Bu sizi ikna etmediyse o zaman bu sefer yemek tarifi vereceğim diyeyim. (bkz: ürkütmeden okurun beynini yıkmak)
H H H
Şimdi şu: balık en çok lokantalarda “tüketiliyor”. Balıkların geleceğinin canına okuyan bu lokantalar. Havyarlar, bebek kalamarlar, çinekoplar, lüferler, mavi yüzgeçli orkinoslar... Tabağını 100 liraya satmak için yapmayacakları numara yok. Ne kadar ender bulunur o kadar pahalı zira.
Evet ama şart mı?
Rehber kitaplarında İstanbul’da gidilmesi gereken yerler arasında giren “Mikla” Restoranın sahibi ünlü şefimiz Mehmet Gürs, hafta başında bir grup gazeteciyi yemeğe davet etti.
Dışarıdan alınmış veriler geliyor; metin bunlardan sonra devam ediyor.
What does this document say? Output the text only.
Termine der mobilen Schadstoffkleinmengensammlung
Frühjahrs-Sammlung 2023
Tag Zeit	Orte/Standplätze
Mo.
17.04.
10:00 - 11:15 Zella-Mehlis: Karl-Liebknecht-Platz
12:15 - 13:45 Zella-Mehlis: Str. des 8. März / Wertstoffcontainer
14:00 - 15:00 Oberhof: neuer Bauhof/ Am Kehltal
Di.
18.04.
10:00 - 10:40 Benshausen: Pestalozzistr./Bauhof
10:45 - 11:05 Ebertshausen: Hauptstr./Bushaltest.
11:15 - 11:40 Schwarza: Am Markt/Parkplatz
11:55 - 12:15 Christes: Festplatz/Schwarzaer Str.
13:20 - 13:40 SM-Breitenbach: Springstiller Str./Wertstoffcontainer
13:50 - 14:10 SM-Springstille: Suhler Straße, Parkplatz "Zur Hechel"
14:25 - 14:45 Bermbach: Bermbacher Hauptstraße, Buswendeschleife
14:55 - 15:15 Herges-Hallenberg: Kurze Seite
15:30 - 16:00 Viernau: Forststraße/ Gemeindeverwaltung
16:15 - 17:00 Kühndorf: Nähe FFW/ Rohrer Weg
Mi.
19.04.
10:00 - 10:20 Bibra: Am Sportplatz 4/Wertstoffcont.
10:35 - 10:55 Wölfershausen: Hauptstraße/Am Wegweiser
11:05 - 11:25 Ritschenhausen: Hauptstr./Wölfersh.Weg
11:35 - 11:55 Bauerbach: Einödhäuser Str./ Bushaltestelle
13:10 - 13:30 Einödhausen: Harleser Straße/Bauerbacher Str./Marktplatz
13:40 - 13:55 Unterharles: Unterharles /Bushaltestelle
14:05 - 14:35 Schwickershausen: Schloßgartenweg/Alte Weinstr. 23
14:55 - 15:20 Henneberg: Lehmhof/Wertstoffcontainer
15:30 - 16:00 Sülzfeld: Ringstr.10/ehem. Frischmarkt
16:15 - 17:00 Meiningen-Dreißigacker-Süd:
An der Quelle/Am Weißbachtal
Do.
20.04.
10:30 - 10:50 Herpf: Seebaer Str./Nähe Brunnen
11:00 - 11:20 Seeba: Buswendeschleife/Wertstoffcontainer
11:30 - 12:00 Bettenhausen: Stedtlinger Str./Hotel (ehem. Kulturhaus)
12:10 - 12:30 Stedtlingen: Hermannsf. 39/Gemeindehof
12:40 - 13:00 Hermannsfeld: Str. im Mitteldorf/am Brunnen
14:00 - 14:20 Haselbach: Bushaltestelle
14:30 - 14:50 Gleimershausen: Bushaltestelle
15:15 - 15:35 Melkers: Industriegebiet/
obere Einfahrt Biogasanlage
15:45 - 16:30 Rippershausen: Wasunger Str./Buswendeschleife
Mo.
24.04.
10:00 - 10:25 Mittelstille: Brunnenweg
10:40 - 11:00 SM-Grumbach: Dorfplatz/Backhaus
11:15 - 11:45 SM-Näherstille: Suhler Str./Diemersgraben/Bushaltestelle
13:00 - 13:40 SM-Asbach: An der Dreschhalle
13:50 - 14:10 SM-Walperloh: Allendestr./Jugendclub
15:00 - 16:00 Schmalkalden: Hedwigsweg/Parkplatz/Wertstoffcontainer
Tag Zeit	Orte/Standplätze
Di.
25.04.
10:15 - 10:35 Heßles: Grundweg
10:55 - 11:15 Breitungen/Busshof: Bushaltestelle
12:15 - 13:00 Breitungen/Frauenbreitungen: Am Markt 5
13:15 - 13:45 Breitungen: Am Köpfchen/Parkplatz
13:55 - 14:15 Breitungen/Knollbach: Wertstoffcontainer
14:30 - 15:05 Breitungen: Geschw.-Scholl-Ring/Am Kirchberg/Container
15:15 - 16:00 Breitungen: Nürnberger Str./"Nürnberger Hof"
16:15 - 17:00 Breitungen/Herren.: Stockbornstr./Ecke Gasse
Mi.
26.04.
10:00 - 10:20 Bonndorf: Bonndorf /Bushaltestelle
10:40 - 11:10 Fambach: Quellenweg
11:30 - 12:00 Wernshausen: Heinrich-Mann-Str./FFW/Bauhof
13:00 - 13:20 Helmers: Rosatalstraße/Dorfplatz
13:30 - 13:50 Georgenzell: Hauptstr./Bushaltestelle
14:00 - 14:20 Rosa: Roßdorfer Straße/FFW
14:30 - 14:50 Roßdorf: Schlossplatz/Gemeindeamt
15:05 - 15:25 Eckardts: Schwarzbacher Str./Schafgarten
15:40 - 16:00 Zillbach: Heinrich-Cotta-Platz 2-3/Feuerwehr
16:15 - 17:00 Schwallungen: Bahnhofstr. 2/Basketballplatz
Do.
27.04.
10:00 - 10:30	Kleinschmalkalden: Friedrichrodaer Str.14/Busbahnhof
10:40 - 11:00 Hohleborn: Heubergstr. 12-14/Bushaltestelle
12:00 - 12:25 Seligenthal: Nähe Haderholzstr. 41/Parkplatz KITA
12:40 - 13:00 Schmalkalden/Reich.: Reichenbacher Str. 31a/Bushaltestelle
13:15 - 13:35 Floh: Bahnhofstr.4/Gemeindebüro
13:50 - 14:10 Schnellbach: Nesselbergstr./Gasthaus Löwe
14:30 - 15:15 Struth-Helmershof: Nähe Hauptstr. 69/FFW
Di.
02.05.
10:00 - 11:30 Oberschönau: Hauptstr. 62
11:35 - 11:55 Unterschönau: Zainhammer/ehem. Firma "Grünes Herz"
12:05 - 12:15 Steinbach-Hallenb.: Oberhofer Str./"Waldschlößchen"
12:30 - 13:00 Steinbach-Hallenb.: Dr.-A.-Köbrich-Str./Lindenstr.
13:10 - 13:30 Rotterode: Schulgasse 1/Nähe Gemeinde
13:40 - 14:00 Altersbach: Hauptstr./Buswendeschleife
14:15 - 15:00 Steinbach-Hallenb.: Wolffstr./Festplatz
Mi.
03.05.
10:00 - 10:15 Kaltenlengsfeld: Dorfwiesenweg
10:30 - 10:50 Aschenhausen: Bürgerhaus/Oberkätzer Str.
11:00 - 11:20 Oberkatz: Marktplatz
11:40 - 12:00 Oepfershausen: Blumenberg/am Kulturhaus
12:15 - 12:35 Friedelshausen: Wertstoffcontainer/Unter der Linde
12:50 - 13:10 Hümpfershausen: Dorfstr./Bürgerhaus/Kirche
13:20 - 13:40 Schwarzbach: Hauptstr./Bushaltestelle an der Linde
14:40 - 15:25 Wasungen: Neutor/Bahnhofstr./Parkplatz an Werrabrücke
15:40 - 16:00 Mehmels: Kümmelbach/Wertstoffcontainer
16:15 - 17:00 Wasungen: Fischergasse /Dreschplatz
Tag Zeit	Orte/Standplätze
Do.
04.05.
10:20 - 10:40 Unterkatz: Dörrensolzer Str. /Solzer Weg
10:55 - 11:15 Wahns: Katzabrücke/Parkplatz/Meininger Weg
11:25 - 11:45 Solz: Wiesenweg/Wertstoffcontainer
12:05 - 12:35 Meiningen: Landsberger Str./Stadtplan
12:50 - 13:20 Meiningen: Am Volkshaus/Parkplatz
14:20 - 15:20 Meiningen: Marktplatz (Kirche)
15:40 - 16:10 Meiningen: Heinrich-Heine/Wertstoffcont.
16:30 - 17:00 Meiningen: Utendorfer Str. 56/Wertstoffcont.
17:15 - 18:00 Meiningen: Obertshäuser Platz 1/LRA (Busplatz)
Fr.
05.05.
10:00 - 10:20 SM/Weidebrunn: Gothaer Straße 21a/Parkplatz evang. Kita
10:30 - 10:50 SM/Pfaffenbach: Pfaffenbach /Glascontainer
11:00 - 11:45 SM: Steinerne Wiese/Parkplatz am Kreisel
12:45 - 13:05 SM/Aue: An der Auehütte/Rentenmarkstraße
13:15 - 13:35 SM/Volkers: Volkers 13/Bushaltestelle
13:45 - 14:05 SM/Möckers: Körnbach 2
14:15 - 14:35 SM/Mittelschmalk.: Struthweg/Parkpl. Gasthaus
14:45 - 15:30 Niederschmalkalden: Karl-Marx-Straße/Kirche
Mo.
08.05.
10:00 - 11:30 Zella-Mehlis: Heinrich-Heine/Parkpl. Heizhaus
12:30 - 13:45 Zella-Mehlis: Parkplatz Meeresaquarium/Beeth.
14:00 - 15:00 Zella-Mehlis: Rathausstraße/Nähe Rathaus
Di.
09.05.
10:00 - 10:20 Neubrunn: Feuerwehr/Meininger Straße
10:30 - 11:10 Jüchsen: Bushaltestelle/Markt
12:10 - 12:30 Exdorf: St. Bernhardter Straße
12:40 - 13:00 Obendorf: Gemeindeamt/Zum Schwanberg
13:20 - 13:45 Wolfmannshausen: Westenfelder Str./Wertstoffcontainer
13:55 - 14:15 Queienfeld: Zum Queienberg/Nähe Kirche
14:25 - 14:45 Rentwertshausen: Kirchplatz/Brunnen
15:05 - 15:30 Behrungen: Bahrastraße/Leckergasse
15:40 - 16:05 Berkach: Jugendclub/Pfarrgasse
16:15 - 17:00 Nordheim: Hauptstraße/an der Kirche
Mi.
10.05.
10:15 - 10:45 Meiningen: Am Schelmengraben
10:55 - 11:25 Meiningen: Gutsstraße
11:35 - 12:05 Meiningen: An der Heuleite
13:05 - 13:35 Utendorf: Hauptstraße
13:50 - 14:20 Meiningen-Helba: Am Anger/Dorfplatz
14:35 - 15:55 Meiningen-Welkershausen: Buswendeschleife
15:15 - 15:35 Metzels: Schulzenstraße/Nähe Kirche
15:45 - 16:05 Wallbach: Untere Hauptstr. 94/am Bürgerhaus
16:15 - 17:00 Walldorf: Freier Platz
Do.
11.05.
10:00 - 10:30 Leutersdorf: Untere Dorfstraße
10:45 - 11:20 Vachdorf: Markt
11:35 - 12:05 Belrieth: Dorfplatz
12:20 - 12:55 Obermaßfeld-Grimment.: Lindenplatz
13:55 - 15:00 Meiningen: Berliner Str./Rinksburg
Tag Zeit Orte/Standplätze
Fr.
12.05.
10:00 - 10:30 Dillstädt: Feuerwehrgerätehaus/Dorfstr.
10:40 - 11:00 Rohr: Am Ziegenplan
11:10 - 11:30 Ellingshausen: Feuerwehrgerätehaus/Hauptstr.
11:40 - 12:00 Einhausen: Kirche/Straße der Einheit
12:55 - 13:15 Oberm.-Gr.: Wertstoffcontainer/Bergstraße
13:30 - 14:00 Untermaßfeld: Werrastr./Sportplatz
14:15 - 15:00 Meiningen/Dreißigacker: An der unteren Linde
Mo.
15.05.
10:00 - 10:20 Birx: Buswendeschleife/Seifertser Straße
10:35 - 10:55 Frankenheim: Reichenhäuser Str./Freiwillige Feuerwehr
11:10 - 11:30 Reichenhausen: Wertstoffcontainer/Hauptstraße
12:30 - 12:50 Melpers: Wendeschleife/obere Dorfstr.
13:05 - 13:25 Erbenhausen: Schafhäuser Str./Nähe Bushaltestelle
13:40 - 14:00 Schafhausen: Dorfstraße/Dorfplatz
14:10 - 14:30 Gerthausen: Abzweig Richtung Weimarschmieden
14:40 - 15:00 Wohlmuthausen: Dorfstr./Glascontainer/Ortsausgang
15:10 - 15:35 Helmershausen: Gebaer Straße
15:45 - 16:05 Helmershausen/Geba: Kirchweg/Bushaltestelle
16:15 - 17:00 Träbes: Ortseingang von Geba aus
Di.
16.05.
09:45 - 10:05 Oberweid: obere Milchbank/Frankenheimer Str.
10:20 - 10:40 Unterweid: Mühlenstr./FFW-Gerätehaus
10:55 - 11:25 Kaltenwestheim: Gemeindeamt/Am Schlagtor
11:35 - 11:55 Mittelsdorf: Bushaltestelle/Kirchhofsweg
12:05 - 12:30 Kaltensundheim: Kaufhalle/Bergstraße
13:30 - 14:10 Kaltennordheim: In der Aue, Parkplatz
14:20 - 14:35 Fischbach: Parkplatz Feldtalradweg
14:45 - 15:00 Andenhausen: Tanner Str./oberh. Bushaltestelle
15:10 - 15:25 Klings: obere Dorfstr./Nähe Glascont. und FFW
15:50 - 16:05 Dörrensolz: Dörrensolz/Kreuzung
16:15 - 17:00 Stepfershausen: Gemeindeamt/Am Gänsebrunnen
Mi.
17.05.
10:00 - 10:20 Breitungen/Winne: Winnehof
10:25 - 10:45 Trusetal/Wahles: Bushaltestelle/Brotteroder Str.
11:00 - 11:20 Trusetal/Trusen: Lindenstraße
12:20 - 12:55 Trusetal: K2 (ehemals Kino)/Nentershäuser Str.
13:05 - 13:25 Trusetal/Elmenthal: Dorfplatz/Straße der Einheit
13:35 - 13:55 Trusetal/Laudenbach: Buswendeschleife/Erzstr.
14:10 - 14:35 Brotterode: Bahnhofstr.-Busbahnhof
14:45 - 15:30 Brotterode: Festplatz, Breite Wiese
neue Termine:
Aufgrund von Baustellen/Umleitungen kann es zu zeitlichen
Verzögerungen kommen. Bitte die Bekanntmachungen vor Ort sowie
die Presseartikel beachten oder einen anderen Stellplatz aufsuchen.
Mehmet Gürs, Greanpeace’nin “Seninki kaç santim?” kampanyasını canı gönülden destekliyor.
Neydi bu kampanya hatırlayalım: Balıklar, olgunlaşıp yumurta bırakmadan avlanmasın, devlet avlanma boyları konusunda yeniden bir düzenleme getirsin, av yasakları layıkıyla uygulansın.
Mehmet Gürs’ün desteklemesi önemli zira Gürs, İstanbul mutfak dünyasına yön verenlerden. “Yalnız havyarla yaşanmaz” diyerek (Mario Simmel’in o zeka ve mizah topacı nefis kitabını okuyan ve hatırlayan var mı?) mutfağından en başta havyarı, sonra nesli tükenmekte olan ve yeterli büyüklüğe gelmemiş balıkları çıkartıyor. (Sözünü ettiğim kitap sonra “Papaz sadece pilav yemez” ismiyle de çıktı. Bulursanız okuyun. Yemek tarifleriyle cinayet çözülen
acayip bir roman..)
Mehmet Bey’in bize çıkardığı mönüde gariban balığı dediğimiz sardalya ve istavrit vardı. Sardalya benim ızgara yapıldığında da sevdiğim bir balık fakat Mehmet Gürs, başını kuyruğunu ve kılçıklarını aldıktan sonra ince açtığı fokaçiyo hamuruna sarıp kızartmasını yapmış. Yediğim en güzel şeylerden biri diyebilirim!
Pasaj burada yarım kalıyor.